Iran retaliated less than a week later by firing missiles at American troops in Iraq, injuring dozens of U.S. service members who suffered traumatic brain injury. Ain al-Asad airbase was one of two bases targeted by Iran.

NBC News had previously reported that Iranian-backed militias were most likely behind the Irbil rocket attack in February, and that the weapons and tactics resembled previous attacks by the Iranian-linked militias. However, it was unclear if Iran had encouraged or ordered the rocket attack.

Following the attack on the Irbil base last month, Iraq’s Balad air base came under rocket fire days later, where a U.S. defense firm services the country’s fighter jets, and then two rockets landed near the U.S. Embassy compound in Baghdad.

The latest rocket attack comes two days before Pope Francis is due to travel to Iraq in what would be the first-ever papal visit to the Middle Eastern country.

Francis had intended to visit Iraq in 2014, as did St.

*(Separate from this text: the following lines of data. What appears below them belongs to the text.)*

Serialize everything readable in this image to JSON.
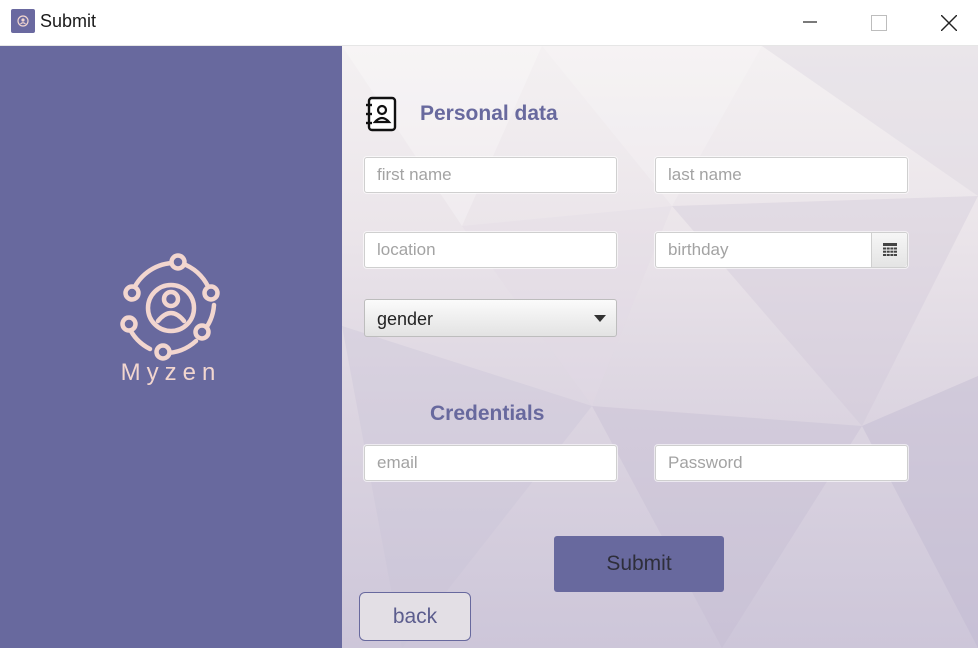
{
  "window": {
    "title": "Submit",
    "app_icon": "app-logo-icon",
    "controls": [
      "minimize-icon",
      "maximize-icon",
      "close-icon"
    ]
  },
  "brand": {
    "name": "Myzen",
    "logo_icon": "network-people-icon",
    "panel_color": "#68699e",
    "logo_color": "#f2d6cf"
  },
  "personal": {
    "title": "Personal data",
    "icon": "contact-book-icon",
    "first_name_placeholder": "first name",
    "last_name_placeholder": "last name",
    "location_placeholder": "location",
    "birthday_placeholder": "birthday",
    "calendar_icon": "calendar-icon",
    "gender_value": "gender"
  },
  "credentials": {
    "title": "Credentials",
    "email_placeholder": "email",
    "password_placeholder": "Password"
  },
  "actions": {
    "submit_label": "Submit",
    "back_label": "back"
  },
  "colors": {
    "accent": "#68699e",
    "title_text": "#68699e"
  }
}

John Paul II in 2000, but both had to call off their trips due to security concerns, according to The Associated Press.

During his trip, from Friday to Monday, Pope Francis is due to visit Baghdad, the holy Shiite city of Najaf and the northern city of Irbil, among other destinations.

He is scheduled to meet with Ali al-Sistani, the spiritual leader of millions of Shiite Muslims, in what is believed to be the first-ever meeting between a pope and an Iraqi grand ayatollah.

Speaking Wednesday at the end of his general audience, Francis asked for prayers that his visit to Iraq may go ahead “in the best way possible.”

“The Iraqi people wait for us, they waited for Saint Pope John Paul II, his visit was not allowed to take place,” he said, according to a Reuters translation. “The people cannot be let down for a second time.”

He made no mention of the deteriorating security situation in the country, according to the news wire.